Hz. Ömer, beni de Bedir’e katılmış bulunan Ashâb-ı Kirâm ile (istişâre meclislerinde) içeriye alırdı. Birileri bundan alınmış olacak ki, şöyle dedi:

- Bunun aramızda ne işi var. Bizim de onun yaşında çocuklarımız vardır. Hz. Ömer onlara:

- O sizin de konumunu bil­diğiniz bir kimsedir. İbn-i Abbas Radiyallâhu anhumâ devamla dedi ki:

- Günün birinde Hz. Ömer, yine beni çağırıp içlerine aldı. Sonra anladım ki, o gün Hz. Ömer beni onlara göstermek için çağırmış. Onlara şu: ″Ey Resûlüm! Allah’u Teâlâ’nın nusrat ve fethi sana geldiği″ diye devam eden Nasr Sûresi hakkında ne dersiniz? diye sordu. Bâzıları:

-Bize nusrat ve fetih verildiği zaman Allah’a hamd etmemiz ve Allah’tan bağışlanma dilememiz emrolundu, dediler. Bâzıları da sükût etti, bir şey söylemedi. Hz. Ömer bana:

-Sen de mi böyle söylüyorsun Yâ İbn-i Abbas? dedi. Ben:

-Hayır, dedim.

-Ya ne diyorsun? dedi. Ben:

-O, Resûlullah Sallallâhu aleyhi ve sellem’in ecelidir. Allah’u Teâlâ, bunu kendisine bildirdi de: ″Ey Resûlüm! Allah’ın yardımı ve fethi sana geldiği zaman* ve insanların bölük bölük İslâm Dîni’ne girdiğini gördüğün vakit,* Rabbini hamd ile tesbih et ve O’ndan bağışlanma dile. Şüphesiz O, tevbeleri çok kabul edendir″ diye buyurdu, dedim. Bunun üzerine Hz. Ömer de:

- Benim bilmekte olduğum da ancak senin söylemekte olduğun şeydir, dedi.[1]
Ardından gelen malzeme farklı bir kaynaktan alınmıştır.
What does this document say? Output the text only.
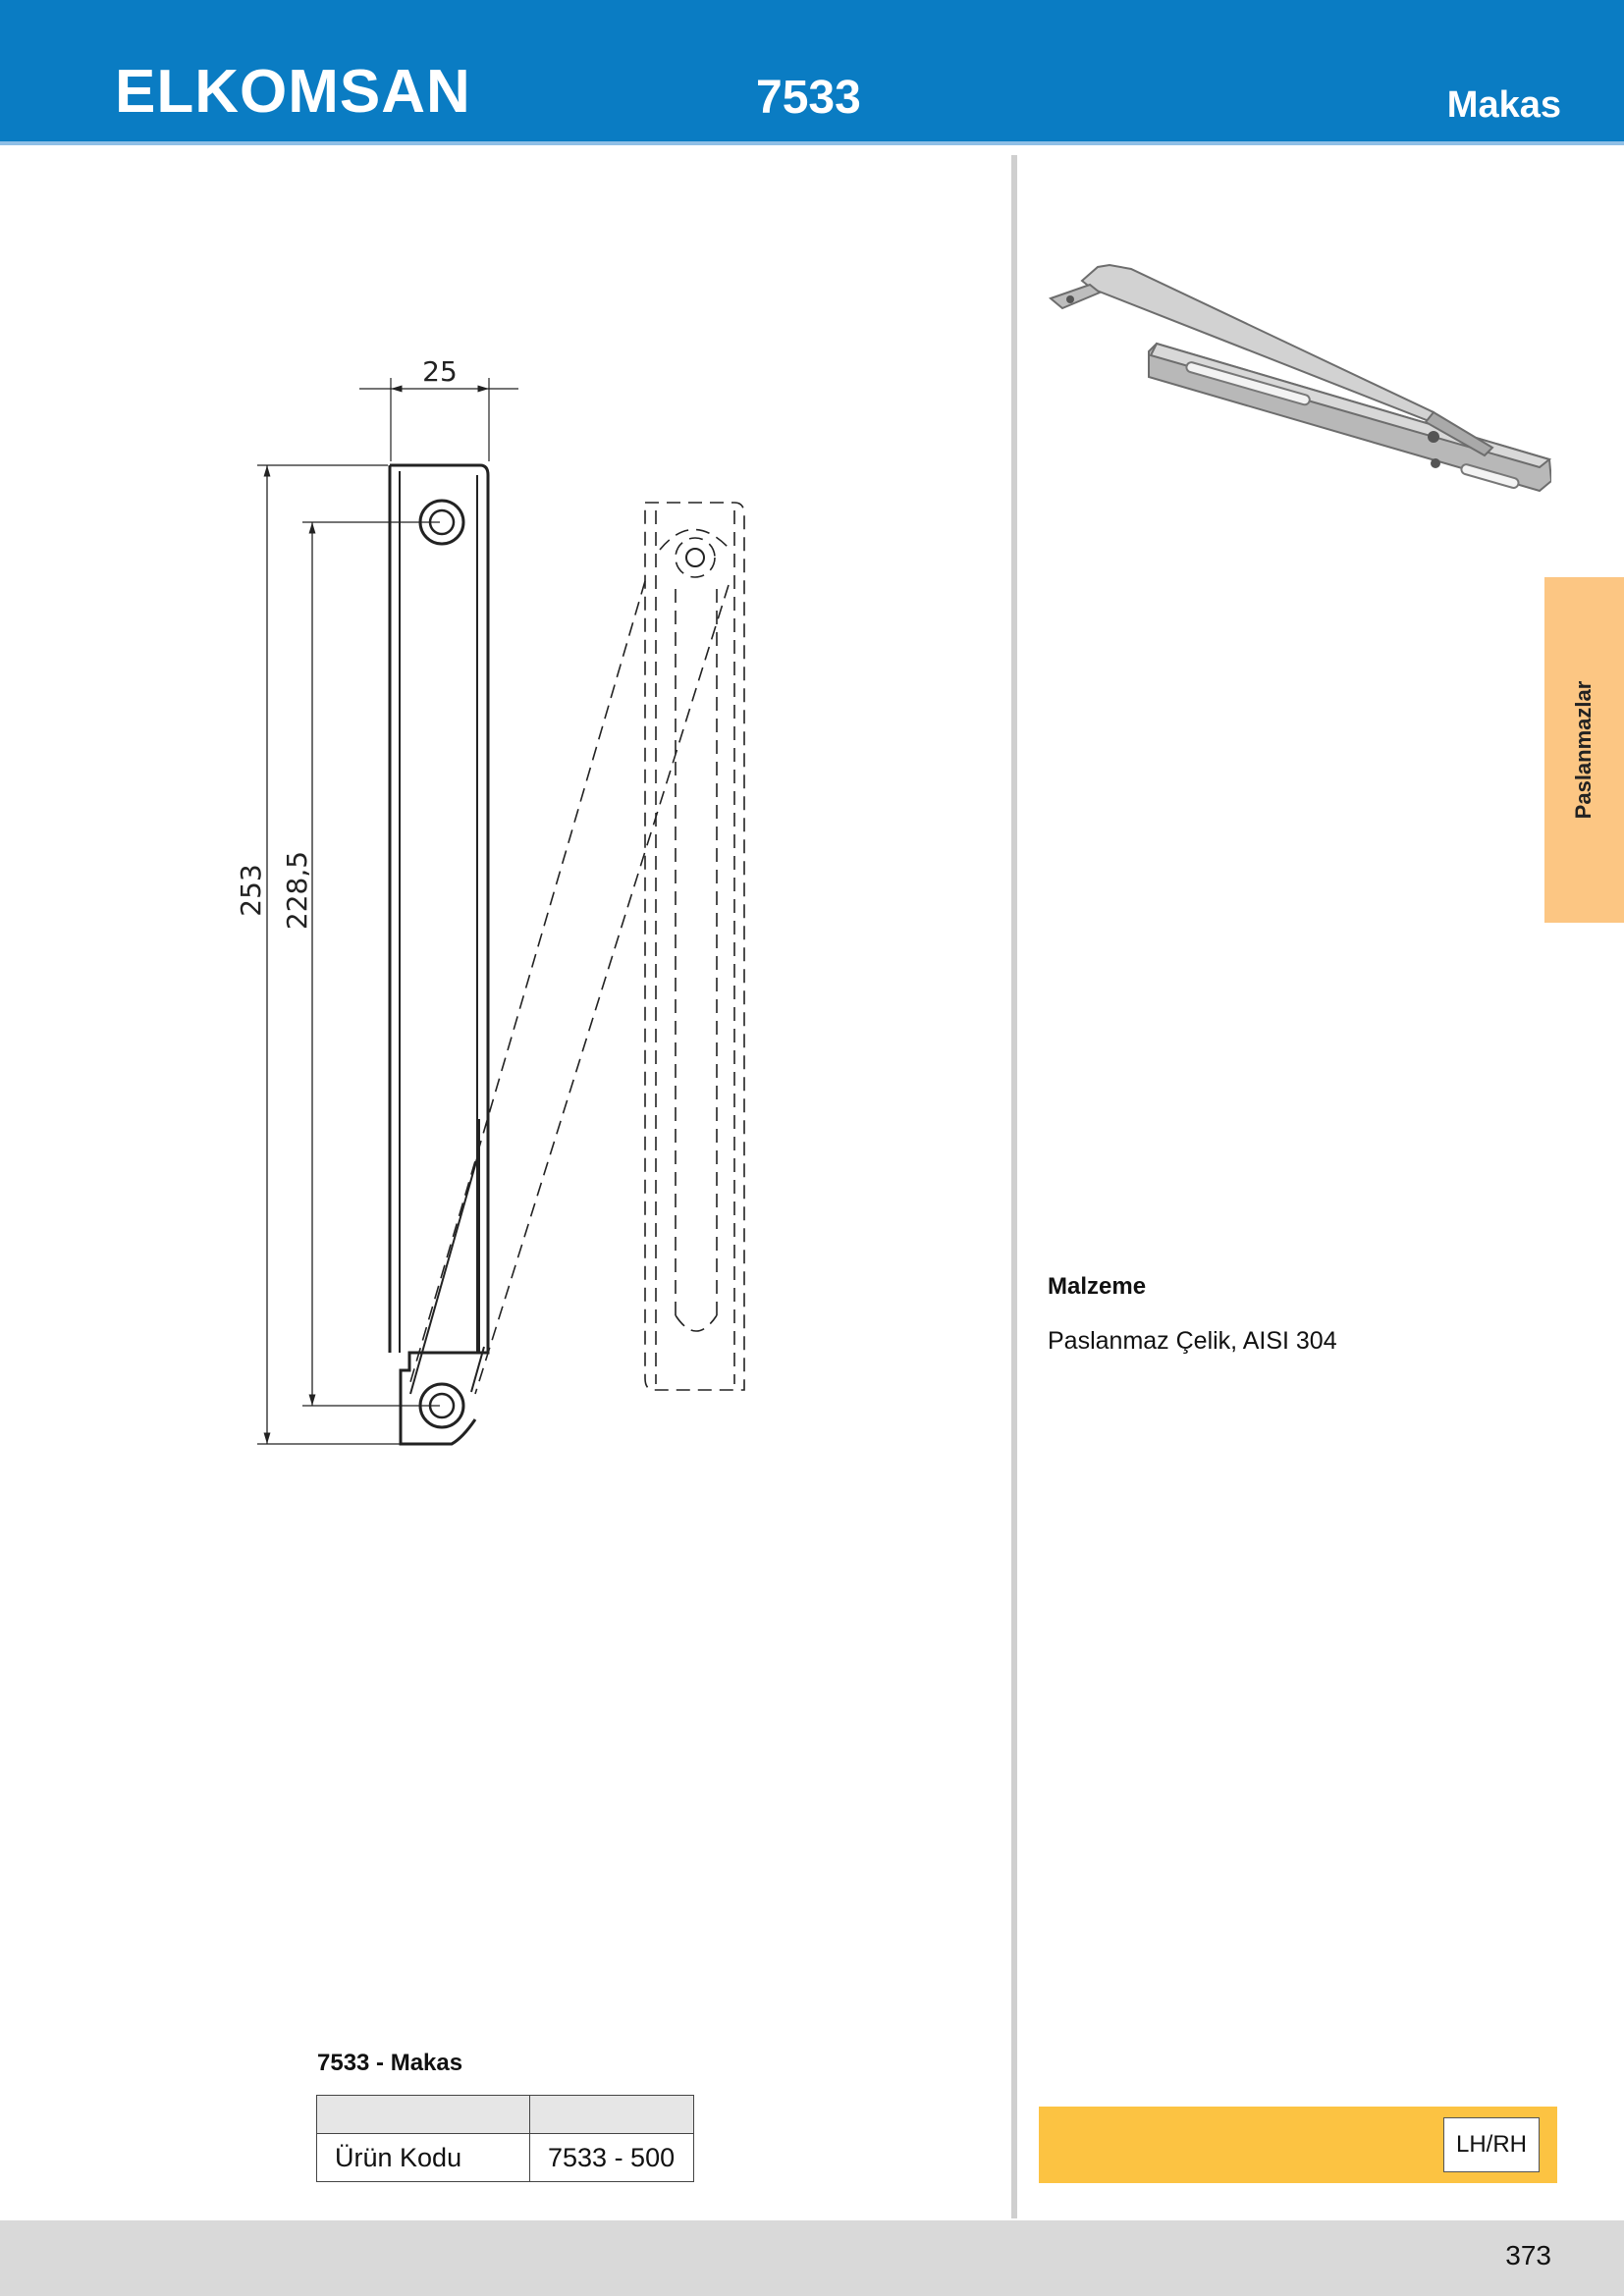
ELKOMSAN	7533	Makas
25
253 228,5
Paslanmazlar
Malzeme
Paslanmaz Çelik, AISI 304
7533 - Makas

Ürün Kodu	7533 - 500	LH/RH
373
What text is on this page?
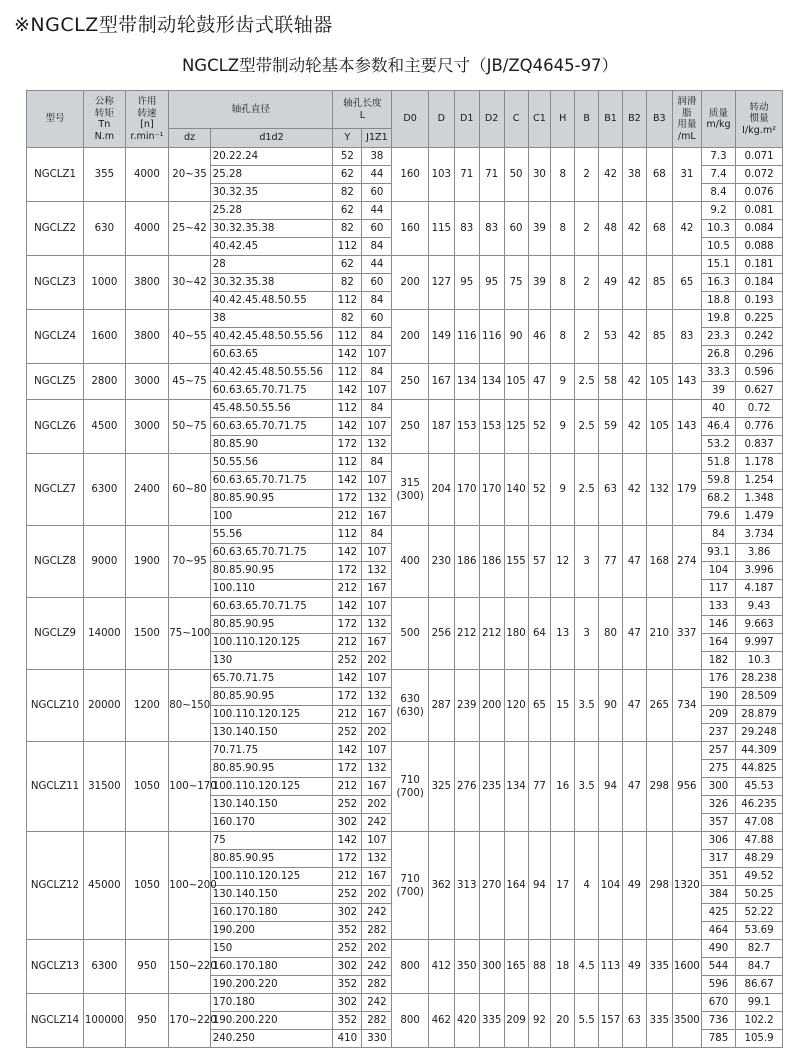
※NGCLZ型带制动轮鼓形齿式联轴器
NGCLZ型带制动轮基本参数和主要尺寸（JB/ZQ4645-97）
型号	公称
转矩
Tn
N.m	许用
转速
[n]
r.min⁻¹	轴孔直径		轴孔长度
L		D0	D	D1	D2	C	C1	H	B	B1	B2	B3	润滑
脂
用量
/mL	质量
m/kg	转动
惯量
I/kg.m²
			dz	d1d2	Y	J1Z1														
NGCLZ1	355	4000	20~35	20.22.24	52	38	160	103	71	71	50	30	8	2	42	38	68	31	7.3	0.071
				25.28	62	44													7.4	0.072
				30.32.35	82	60													8.4	0.076
NGCLZ2	630	4000	25~42	25.28	62	44	160	115	83	83	60	39	8	2	48	42	68	42	9.2	0.081
				30.32.35.38	82	60													10.3	0.084
				40.42.45	112	84													10.5	0.088
NGCLZ3	1000	3800	30~42	28	62	44	200	127	95	95	75	39	8	2	49	42	85	65	15.1	0.181
				30.32.35.38	82	60													16.3	0.184
				40.42.45.48.50.55	112	84													18.8	0.193
NGCLZ4	1600	3800	40~55	38	82	60	200	149	116	116	90	46	8	2	53	42	85	83	19.8	0.225
				40.42.45.48.50.55.56	112	84													23.3	0.242
				60.63.65	142	107													26.8	0.296
NGCLZ5	2800	3000	45~75	40.42.45.48.50.55.56	112	84	250	167	134	134	105	47	9	2.5	58	42	105	143	33.3	0.596
				60.63.65.70.71.75	142	107													39	0.627
NGCLZ6	4500	3000	50~75	45.48.50.55.56	112	84	250	187	153	153	125	52	9	2.5	59	42	105	143	40	0.72
				60.63.65.70.71.75	142	107													46.4	0.776
				80.85.90	172	132													53.2	0.837
NGCLZ7	6300	2400	60~80	50.55.56	112	84	315
(300)	204	170	170	140	52	9	2.5	63	42	132	179	51.8	1.178
				60.63.65.70.71.75	142	107													59.8	1.254
				80.85.90.95	172	132													68.2	1.348
				100	212	167													79.6	1.479
NGCLZ8	9000	1900	70~95	55.56	112	84	400	230	186	186	155	57	12	3	77	47	168	274	84	3.734
				60.63.65.70.71.75	142	107													93.1	3.86
				80.85.90.95	172	132													104	3.996
				100.110	212	167													117	4.187
NGCLZ9	14000	1500	75~100	60.63.65.70.71.75	142	107	500	256	212	212	180	64	13	3	80	47	210	337	133	9.43
				80.85.90.95	172	132													146	9.663
				100.110.120.125	212	167													164	9.997
				130	252	202													182	10.3
NGCLZ10	20000	1200	80~150	65.70.71.75	142	107	630
(630)	287	239	200	120	65	15	3.5	90	47	265	734	176	28.238
				80.85.90.95	172	132													190	28.509
				100.110.120.125	212	167													209	28.879
				130.140.150	252	202													237	29.248
NGCLZ11	31500	1050	100~170	70.71.75	142	107	710
(700)	325	276	235	134	77	16	3.5	94	47	298	956	257	44.309
				80.85.90.95	172	132													275	44.825
				100.110.120.125	212	167													300	45.53
				130.140.150	252	202													326	46.235
				160.170	302	242													357	47.08
NGCLZ12	45000	1050	100~200	75	142	107	710
(700)	362	313	270	164	94	17	4	104	49	298	1320	306	47.88
				80.85.90.95	172	132													317	48.29
				100.110.120.125	212	167													351	49.52
				130.140.150	252	202													384	50.25
				160.170.180	302	242													425	52.22
				190.200	352	282													464	53.69
NGCLZ13	6300	950	150~220	150	252	202	800	412	350	300	165	88	18	4.5	113	49	335	1600	490	82.7
				160.170.180	302	242													544	84.7
				190.200.220	352	282													596	86.67
NGCLZ14	100000	950	170~220	170.180	302	242	800	462	420	335	209	92	20	5.5	157	63	335	3500	670	99.1
				190.200.220	352	282													736	102.2
				240.250	410	330													785	105.9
Yine bu sûre hakkında İbn-i Abbas Radiyallâhu anhumâ şu Hadis-i Şerif’i nakletmiştir:

لَمَّا نَزَلَتْ إِذَا جَاءَ نَصْرُ اللّٰهِ وَالْفَتْحُ قَالَ رَسُولُ اللّٰهِ صَلَّى اللّٰهُ عَلَيْهِ وَسَلَّمَ نُعِيَتْ إِلَيَّ نَفْسِي بِأَنَّهُ مَقْبُوضٌ فِي تِلْكَ السَّنَةِ (حم عن ابن عباس)

Nasr Sûresi nâzil olunca Resûlullah Sallallâhu aleyhi ve sellem: ″Kendi ölümüm kendime bildirildi″ buyurdu ve bu sûrenin indiği yılda ru­hunun alınacağını beyan etmiş oldu.[2]

Yine İbn-i Abbas Radiyallâhu anhumâ şu hâdiseyi anlatmıştır:

لَمَّا نَزَلَتْ "إِذَا جَاءَ نَصْرُ اللّٰهِ وَالْفَتْحُ" دَعَا رَسُولُ اللّٰهِ صَلَّى اللّٰهُ عَلَيْهِ وَسَلَّمَ فَاطِمَةَ، فَقَالَ:إِنَّهُ قَدْ نُعِيَتْ إِلَيَّ نَفْسِي، فَبَكَتْ، فَقَالَ لَهَا: لا تَبْكِي فَإِنَّكِ أَوَّلُ أَهْلِي لاحِقٌ بِيفَضَحِكَتْ فَرَآهَا بَعْضُ أَزْوَاجُ النَّبِيِّ صَلَّى اللّٰهُ عَلَيْهِ وَسَلَّمَ، فَقَالَتْ لَهَا: رَأَيْتُكِ بَكَيْتِ وضَحِكْتِ، قَالَتْ: إِنَّهُ قَالَ لِي:قَدْ نُعِيَتْ إِلَيَّ نَفْسِيفَبَكَيْتُ، فَقَالَ:لا تَبْكِينَ، فَإِنَّكِ أَوَّلُ أَهْلِي لاحِقٌ بِيفَضَحِكْتُ. (طب عن ابن عباس)

Resûlullah Sallallâhu aleyhi ve sellem, Hz. Fâtıma’yı çağırdı ve ona: ″Ölüm haberim bana bildirildi″ dedi. Bunun üzerine Hz. Fâtıma ağladı. Resûlullah Sallallâhu aleyhi ve sellem: ″Ağlama, çünkü bana ilk kavuşacak sensin″ dedi. Bunun üzerine Hz. Fâtıma güldü. Resûlullah Sallallâhu aleyhi ve sellem’in hanımlarından bâzıları da onun güldüğünü gördüler ve ″Ey Fâtıma! Önce ağladığını daha sonra da güldüğünü gördük″ dediler. Hz. Fâtıma dedi ki: O bana, ölümünün kendisine bildirildiğini söyledi. Ben bunun üzerine ağladım. Sonra O: ″Ağlama, çünkü bana ilk kavuşacak olan sensin″ dedi. Bunun için de güldüm.[3]


[1] Sahih-i Buhârî, Tefsir-i Nasr 2.

[2] Ahmed b. Hanbel, Müsned, Hadis No: 1777.

[3] Taberânî, Mu’cem’ul-Kebir, Hadis No: 11739, 18460; Sünen-i Dârimî, Mukaddime 14.